Kimi Team, Yu Zhang, Zongyu Lin, Xingcheng Yao, Jiaxi Hu, Fanqing Meng, Chengyin Liu, Xin Men, Songlin Yang, Zhiyuan Li, Wentao Li, Enzhe Lu, Weizhou Liu, Yanru Chen, Weixin Xu, Longhui Yu, Yejie Wang, Yu Fan, Longguang Zhong, Enming Yuan, Dehao Zhang, Yizhi Zhang

2025-10-31

Kimi Linear: An Expressive, Efficient Attention Architecture

Summary

This paper introduces a new way to process information in artificial intelligence models, called Kimi Linear, that aims to be faster and more efficient than current methods while still performing really well.

What's the problem?

Current AI models, especially those dealing with language, often use something called 'full attention'. This allows the model to consider all parts of the input when making decisions, but it becomes incredibly slow and memory-intensive when dealing with long pieces of text or complex tasks. Essentially, it's like trying to remember everything you've ever read – it gets overwhelming quickly.

What's the solution?

The researchers developed Kimi Linear, which uses a 'linear attention' approach. Instead of looking at everything at once, it focuses on key parts of the information in a smarter way. A core component is 'Kimi Delta Attention' which is a refined method for using the model's memory.
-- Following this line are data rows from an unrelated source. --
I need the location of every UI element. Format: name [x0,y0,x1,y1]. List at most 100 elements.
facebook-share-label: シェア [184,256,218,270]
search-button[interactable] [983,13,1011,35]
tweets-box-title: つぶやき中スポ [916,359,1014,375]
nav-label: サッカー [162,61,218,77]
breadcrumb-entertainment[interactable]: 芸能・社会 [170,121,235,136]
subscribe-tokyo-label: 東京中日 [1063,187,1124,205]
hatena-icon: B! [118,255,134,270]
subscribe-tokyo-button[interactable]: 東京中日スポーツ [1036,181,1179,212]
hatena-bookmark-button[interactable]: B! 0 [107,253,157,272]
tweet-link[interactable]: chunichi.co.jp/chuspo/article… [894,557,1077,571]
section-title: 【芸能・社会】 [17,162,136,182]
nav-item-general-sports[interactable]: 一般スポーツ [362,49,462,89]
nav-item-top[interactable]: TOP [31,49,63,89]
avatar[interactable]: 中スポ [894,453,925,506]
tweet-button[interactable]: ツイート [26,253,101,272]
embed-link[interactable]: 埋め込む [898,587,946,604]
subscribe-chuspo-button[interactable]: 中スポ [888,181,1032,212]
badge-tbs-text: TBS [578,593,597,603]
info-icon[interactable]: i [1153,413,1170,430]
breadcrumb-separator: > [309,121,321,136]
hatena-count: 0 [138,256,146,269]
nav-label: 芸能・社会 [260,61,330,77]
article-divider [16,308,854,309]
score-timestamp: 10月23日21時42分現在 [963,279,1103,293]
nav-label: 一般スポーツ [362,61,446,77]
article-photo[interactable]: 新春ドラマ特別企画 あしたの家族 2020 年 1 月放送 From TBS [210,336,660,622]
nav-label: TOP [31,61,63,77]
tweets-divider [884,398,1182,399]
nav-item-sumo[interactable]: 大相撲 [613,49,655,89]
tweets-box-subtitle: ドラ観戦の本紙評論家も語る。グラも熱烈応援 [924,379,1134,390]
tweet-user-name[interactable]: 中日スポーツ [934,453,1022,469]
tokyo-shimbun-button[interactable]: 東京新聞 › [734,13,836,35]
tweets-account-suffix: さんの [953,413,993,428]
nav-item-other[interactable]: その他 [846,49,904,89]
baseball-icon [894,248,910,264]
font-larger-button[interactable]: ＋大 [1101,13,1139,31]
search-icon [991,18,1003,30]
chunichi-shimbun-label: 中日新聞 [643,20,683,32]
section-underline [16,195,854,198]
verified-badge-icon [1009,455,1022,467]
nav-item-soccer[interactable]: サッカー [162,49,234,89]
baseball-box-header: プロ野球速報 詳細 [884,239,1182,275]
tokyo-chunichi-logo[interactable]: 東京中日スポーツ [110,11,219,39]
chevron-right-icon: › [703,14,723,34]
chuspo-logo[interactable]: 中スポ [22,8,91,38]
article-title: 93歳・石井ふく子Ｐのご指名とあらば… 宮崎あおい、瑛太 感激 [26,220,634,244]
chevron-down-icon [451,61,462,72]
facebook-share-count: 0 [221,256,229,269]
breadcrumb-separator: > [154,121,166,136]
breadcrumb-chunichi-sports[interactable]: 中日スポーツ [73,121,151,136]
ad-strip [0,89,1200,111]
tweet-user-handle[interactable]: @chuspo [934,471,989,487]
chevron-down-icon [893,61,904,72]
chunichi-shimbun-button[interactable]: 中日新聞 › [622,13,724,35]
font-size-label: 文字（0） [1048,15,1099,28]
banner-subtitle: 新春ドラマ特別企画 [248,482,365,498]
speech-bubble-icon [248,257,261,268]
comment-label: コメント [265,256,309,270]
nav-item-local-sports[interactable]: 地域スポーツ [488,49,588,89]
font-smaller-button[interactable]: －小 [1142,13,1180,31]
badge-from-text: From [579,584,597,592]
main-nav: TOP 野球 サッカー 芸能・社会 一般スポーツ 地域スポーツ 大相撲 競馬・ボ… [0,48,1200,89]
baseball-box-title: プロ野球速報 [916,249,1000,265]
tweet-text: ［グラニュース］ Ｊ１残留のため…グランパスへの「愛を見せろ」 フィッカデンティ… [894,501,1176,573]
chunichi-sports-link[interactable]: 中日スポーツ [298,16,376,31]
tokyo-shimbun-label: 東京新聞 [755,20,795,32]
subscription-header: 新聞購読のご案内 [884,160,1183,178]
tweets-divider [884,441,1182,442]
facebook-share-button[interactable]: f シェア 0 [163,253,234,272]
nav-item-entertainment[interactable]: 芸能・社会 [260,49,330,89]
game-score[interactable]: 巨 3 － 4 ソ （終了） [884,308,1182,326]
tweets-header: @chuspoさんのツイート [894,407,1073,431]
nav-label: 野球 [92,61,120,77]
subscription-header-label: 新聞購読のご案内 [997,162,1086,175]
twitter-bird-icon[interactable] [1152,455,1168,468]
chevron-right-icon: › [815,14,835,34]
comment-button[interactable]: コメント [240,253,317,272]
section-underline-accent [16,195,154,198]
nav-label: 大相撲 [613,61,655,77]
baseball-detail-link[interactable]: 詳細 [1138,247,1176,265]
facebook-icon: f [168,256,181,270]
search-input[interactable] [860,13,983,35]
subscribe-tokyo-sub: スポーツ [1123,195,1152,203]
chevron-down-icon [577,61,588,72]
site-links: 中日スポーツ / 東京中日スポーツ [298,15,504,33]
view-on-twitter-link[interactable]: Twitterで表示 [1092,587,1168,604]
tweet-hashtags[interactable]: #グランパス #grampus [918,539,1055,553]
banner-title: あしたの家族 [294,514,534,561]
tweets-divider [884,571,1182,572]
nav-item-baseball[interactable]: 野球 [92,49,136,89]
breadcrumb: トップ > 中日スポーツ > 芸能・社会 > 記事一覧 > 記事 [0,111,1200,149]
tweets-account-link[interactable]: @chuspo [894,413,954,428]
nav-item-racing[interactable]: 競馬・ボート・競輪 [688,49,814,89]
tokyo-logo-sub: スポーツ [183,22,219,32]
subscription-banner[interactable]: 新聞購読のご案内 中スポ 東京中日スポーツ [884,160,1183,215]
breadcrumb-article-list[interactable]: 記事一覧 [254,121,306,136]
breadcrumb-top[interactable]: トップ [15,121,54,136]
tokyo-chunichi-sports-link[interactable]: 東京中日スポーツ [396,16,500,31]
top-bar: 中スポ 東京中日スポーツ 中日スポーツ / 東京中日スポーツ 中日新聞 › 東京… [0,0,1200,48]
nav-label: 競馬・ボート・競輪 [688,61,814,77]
They also created a special algorithm that makes the calculations much faster and more efficient, especially on computer hardware. They built a model with a lot of parameters and tested it against models using full attention, showing it performed better and used significantly less memory.

Why it matters?

This work is important because it offers a potential replacement for the standard 'full attention' method used in many AI models. Kimi Linear can handle longer inputs, process information faster, and use less memory, making it more practical for real-world applications like chatbots, translation, and other tasks that require understanding large amounts of text. The researchers even shared their code and model so others can build upon their work.

Abstract

We introduce Kimi Linear, a hybrid linear attention architecture that, for the first time, outperforms full attention under fair comparisons across various scenarios -- including short-context, long-context, and reinforcement learning (RL) scaling regimes. At its core lies Kimi Delta Attention (KDA), an expressive linear attention module that extends Gated DeltaNet with a finer-grained gating mechanism, enabling more effective use of limited finite-state RNN memory. Our bespoke chunkwise algorithm achieves high hardware efficiency through a specialized variant of the Diagonal-Plus-Low-Rank (DPLR) transition matrices, which substantially reduces computation compared to the general DPLR formulation while remaining more consistent with the classical delta rule. We pretrain a Kimi Linear model with 3B activated parameters and 48B total parameters, based on a layerwise hybrid of KDA and Multi-Head Latent Attention (MLA). Our experiments show that with an identical training recipe, Kimi Linear outperforms full MLA with a sizeable margin across all evaluated tasks, while reducing KV cache usage by up to 75% and achieving up to 6 times decoding throughput for a 1M context. These results demonstrate that Kimi Linear can be a drop-in replacement for full attention architectures with superior performance and efficiency, including tasks with longer input and output lengths. To support further research, we open-source the KDA kernel and vLLM implementations, and release the pre-trained and instruction-tuned model checkpoints.